Conclusions: Neither the overexpressed wild-type EGFR nor EGFRvIII was an independent predictor of median overall survival in this selected cohort of patients who underwent extensive tumor resection. However, in patients surviving ≥1 year, the expression of EGFRvIII was an independent negative prognostic indicator.
INTRODUCTION
Glioblastoma multiforme is the most common primary malignant neoplasm of the central nervous system in adults. Despite multimodal therapies, the median survival time of patients with glioblastoma multiforme is ∼1 year; however, there is considerable variability among these patients. Prognostic indicators have included age (1, 2), Karnofsky performance scale (KPS) score (3), and extent of surgical resection (4, 5). The most frequent genetic alteration associated with glioblastoma multiforme is amplification of the epidermal growth factor receptor (EGFR) gene, which results in overexpression of the EGFR, a transmembrane tyrosine kinase receptor (6). The majority of glioblastoma multiformes with EGFR amplification also contain the mutant EGFR gene, EGFRvIII (7), which is characterized by the deletion of exons 2 to 7, resulting in a sense mutation that has a truncated extracellular domain with ligand-independent constitutive activity (8). Previous work has shown that EGFR amplification is evident in all glioblastoma multiformes expressing EGFRvIII, and glioblastoma multiformes lacking the amplified EGFR are not positive for EGFRvIII protein. In addition, we have previously shown that the positive staining with the 528 antibody, which recognizes an unspecified extracellular epitope of the EGFR, is highly correlated with EGFR amplification (9).
The role of the overexpressed EGFR (wild type) and the variant (vIII) receptor in malignant progression of glial tumors and their respective effects on progression-free survival and overall survival has been debated in the literature. The overexpressed wild-type EGFR was not found to be an independent prognostic indicator of survival in several studies (10–12), and one study was inconclusive (13). One study did identify the EGFR as a negative prognostic indicator in younger patients (14), and several others found the EGFR to be an independent unfavorable predictor of survival (15–17). In some of these studies, analysis was limited by small sample size, uncharacterized extent of surgical resection, and variable postoperative treatment. The prognostic effect of EGFRvIII has not been as extensively studied, but in studies that addressed this variable, the presence of EGFRvIII was found an independent and significant unfavorable prognosticator of survival (18).

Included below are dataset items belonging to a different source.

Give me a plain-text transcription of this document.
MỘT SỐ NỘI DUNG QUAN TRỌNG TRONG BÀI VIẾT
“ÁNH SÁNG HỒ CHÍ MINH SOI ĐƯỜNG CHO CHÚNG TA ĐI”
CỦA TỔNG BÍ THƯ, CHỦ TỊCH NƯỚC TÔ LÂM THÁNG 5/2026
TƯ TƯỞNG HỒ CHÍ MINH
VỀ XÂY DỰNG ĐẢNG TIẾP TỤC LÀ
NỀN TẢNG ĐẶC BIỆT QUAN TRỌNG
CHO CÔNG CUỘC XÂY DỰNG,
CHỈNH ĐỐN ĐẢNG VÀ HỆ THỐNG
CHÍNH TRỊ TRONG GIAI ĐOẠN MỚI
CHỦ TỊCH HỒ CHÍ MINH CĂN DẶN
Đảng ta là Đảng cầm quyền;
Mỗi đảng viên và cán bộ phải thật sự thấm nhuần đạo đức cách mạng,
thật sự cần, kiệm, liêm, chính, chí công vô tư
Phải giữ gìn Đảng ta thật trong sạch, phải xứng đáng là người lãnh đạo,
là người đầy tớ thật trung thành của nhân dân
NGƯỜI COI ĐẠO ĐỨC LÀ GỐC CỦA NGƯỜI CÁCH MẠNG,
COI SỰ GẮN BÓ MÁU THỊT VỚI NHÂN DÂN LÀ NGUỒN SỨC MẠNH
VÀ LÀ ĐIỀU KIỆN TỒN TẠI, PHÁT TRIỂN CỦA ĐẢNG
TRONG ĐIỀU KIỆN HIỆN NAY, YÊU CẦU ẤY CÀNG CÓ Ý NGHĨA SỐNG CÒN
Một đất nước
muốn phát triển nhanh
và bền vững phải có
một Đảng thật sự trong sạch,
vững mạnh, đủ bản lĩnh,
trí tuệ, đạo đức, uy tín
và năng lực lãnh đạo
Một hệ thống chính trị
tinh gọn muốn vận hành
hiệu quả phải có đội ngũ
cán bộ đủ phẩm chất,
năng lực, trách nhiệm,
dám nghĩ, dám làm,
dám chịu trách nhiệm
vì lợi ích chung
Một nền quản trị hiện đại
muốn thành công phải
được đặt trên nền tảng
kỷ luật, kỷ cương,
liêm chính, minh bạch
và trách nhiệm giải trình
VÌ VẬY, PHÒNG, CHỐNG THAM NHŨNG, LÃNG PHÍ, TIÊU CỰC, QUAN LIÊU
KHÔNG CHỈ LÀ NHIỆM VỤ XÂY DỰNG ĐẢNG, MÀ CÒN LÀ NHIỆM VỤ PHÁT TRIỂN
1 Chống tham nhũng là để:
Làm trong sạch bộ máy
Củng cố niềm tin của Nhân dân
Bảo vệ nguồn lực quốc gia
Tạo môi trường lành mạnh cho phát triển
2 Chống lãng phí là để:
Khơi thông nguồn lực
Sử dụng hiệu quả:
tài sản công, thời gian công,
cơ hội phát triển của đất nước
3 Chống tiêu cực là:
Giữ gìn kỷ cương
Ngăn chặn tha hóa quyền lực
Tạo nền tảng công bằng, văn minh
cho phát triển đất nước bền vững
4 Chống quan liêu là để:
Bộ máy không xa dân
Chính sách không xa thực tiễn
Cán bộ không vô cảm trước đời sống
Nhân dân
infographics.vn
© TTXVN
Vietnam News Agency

The first purpose of our study was to establish in a large number of similarly treated glioblastoma multiforme patients whether the presence of the overexpressed EGFR or the EGFRvIII was a negative predictor of survival. Furthermore, we wished to ascertain the effect of these markers on the natural history of this disease. The final issue was to determine whether such glioblastoma multiforme patients were more likely to have systemic complications (i.e., pulmonary embolus or deep venous thrombosis).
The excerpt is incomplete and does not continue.